Mixing Coefficient in Stably Stratified Flows

摘要

Turbulent mixing in the interior of the oceans is not as well understood as mixing in the oceanic boundary layers. Mixing in the generally stably stratified interior is primarily, although not exclusively, due to intermittent shear instabilities. Part of the energy extracted by the Reynolds stresses acting on the mean shear is expended in increasing the potential energy of the fluid column through a buoyancy flux, while most of it is dissipated. The mixing coefficient (m), the ratio of the buoyancy flux to the dissipation rate of turbulence kinetic energy epsilon, is an important parameter, since knowledge of (m) enables turbulent diffusivities to be inferred. Theory indicates that (m) must be a function of the gradient Richardson number. Yet, oceanic studies suggest that a value of around 0.2 for (m) gives turbulent diffusivities that are in good agreement with those inferred from tracer studies. Studies by scientists working with atmospheric radars tend to reinforce these findings but are seldom referenced in oceanographic literature.
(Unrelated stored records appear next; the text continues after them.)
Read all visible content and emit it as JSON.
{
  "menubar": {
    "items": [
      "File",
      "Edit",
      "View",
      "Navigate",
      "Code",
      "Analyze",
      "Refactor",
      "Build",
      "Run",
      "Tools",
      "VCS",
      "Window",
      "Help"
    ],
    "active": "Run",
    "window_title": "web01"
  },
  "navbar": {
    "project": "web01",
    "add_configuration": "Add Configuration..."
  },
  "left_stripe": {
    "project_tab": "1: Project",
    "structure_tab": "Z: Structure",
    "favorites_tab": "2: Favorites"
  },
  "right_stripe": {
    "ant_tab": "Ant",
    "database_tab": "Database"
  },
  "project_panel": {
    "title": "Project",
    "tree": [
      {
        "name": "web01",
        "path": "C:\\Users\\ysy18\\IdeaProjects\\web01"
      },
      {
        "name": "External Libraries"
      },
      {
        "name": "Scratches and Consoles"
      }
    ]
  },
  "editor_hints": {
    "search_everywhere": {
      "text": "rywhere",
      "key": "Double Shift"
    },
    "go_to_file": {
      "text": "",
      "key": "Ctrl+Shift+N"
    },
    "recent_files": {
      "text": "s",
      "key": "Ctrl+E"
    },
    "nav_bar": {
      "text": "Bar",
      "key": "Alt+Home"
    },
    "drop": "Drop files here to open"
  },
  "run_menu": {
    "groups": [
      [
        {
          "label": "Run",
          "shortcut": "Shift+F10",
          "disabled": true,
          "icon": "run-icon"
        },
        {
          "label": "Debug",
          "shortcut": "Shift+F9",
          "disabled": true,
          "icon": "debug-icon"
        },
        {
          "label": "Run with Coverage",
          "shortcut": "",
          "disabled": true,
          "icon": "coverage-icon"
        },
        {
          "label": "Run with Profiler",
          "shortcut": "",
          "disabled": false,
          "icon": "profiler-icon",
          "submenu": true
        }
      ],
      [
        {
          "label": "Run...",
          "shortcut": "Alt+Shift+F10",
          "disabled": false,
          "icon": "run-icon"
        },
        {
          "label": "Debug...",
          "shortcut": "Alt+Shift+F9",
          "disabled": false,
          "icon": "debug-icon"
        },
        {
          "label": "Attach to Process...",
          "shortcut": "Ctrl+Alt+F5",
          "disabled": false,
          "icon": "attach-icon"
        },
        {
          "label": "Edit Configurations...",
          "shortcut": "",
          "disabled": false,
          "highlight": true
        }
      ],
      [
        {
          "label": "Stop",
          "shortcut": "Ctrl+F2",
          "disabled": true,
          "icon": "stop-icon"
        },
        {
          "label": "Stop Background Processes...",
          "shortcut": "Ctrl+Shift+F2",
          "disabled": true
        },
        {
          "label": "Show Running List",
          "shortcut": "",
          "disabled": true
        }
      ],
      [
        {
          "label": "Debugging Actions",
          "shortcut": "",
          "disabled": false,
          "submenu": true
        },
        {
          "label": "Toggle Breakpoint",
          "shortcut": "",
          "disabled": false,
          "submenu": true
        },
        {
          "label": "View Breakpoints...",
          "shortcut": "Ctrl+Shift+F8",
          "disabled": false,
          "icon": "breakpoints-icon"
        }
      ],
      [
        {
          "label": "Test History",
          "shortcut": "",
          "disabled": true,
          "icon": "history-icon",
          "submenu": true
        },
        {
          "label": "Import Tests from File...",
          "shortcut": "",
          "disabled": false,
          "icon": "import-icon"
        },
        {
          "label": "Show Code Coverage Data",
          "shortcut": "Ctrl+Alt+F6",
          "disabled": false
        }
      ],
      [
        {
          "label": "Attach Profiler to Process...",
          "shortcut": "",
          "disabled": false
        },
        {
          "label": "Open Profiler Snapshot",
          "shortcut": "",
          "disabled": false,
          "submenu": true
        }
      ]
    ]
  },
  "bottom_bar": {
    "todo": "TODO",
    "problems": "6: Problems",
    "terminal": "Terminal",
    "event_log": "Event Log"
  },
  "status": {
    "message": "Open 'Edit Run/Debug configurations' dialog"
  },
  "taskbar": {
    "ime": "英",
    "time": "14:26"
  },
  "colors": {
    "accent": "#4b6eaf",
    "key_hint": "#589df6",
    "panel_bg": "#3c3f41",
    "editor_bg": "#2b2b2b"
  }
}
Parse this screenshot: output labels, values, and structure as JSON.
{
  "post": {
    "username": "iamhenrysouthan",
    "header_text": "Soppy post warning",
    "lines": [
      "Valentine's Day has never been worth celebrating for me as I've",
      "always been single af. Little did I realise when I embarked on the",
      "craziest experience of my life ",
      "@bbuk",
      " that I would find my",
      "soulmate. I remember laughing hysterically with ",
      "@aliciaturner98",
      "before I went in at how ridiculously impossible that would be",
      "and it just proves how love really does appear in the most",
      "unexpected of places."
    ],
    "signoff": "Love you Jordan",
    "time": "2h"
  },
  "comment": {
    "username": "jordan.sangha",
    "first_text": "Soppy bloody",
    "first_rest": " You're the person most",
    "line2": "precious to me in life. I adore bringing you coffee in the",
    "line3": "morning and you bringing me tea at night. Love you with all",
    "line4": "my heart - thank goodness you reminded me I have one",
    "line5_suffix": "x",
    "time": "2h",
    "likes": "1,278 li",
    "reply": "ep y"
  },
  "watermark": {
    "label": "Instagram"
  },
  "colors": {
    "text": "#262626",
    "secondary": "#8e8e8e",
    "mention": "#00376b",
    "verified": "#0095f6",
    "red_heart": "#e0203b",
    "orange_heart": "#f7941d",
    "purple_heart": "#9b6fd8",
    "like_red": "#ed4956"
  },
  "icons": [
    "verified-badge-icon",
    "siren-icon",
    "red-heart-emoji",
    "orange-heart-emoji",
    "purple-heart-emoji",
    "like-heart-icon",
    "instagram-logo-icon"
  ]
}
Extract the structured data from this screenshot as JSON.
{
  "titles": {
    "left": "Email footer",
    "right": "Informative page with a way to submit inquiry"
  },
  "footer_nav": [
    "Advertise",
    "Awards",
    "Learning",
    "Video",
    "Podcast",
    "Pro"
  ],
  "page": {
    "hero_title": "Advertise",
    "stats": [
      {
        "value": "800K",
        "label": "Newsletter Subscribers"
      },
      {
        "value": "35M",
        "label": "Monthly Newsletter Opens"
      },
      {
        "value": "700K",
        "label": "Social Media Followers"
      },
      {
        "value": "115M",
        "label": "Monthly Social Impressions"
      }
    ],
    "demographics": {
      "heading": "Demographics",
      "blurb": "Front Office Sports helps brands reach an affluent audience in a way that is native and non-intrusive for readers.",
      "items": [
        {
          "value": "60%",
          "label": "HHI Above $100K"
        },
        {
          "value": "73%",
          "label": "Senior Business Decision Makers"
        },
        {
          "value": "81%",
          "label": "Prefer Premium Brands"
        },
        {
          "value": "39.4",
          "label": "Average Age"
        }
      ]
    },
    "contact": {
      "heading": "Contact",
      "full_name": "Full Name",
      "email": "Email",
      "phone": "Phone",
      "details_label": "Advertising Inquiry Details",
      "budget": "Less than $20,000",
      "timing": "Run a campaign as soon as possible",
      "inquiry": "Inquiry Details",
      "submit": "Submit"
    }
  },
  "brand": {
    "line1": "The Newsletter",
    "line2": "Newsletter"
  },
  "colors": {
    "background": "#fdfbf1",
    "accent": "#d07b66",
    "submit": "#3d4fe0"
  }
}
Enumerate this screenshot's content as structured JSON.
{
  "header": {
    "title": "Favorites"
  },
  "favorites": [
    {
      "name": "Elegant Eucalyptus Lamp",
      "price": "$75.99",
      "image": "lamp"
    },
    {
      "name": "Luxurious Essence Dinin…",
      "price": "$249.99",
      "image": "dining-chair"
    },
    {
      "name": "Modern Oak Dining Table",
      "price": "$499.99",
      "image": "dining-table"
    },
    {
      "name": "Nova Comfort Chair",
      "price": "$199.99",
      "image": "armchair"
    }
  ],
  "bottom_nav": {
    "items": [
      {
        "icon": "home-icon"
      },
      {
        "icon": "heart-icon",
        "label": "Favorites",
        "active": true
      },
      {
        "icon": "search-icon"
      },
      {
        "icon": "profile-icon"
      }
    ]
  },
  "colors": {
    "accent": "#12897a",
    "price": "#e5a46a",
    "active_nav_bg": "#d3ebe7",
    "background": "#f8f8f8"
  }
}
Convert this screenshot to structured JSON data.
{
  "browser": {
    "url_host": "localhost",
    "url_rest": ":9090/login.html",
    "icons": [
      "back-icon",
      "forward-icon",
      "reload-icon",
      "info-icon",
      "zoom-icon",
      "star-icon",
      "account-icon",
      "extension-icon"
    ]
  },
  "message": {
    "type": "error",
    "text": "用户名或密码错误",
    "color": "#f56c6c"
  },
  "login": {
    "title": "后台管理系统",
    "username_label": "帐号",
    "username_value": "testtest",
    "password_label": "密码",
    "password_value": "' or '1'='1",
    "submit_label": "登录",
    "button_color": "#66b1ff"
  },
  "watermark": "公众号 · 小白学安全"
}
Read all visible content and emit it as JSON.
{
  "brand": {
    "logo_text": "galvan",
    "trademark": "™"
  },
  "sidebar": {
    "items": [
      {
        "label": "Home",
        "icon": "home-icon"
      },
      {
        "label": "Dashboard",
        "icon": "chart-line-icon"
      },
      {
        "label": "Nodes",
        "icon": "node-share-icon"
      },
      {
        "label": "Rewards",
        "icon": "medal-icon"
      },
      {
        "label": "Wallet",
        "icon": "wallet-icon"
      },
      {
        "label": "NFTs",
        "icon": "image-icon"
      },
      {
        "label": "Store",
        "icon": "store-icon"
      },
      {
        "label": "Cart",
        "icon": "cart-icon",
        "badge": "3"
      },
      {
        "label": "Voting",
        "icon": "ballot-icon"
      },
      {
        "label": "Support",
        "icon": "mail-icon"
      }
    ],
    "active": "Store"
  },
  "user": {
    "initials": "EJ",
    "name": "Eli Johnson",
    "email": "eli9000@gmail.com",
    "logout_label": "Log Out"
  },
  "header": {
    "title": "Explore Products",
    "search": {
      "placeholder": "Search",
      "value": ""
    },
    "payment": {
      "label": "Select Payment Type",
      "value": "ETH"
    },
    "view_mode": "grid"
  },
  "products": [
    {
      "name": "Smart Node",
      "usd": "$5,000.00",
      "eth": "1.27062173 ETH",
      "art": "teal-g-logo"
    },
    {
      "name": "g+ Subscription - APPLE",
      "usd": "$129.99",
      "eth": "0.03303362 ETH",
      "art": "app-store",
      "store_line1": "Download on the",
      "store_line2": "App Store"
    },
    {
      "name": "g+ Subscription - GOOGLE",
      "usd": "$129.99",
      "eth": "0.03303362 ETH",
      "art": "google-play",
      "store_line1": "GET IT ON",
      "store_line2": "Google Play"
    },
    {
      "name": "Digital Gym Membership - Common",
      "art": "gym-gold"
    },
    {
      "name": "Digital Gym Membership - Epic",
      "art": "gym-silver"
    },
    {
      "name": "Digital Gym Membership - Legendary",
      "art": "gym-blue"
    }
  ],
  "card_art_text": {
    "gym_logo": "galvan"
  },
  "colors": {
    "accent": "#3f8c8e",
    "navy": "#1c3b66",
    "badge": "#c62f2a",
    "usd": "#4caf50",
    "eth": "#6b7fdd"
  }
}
The goal of this paper is to bring together oceanographic, atmospheric, and laboratory observations related to (m) and to report on the values deduced from in situ data collected in the lower troposphere by unmanned aerial vehicles, equipped with turbulence sensors and flown in the vicinity of the Middle and Upper Atmosphere (MU) radar in Japan. These observations are consistent with past studies in the oceans, in that a value of around 0.16 for (m) yields good agreement between epsilon derived from turbulent temperature fluctuations using this value and epsilon obtained directly from turbulence velocity fluctuations.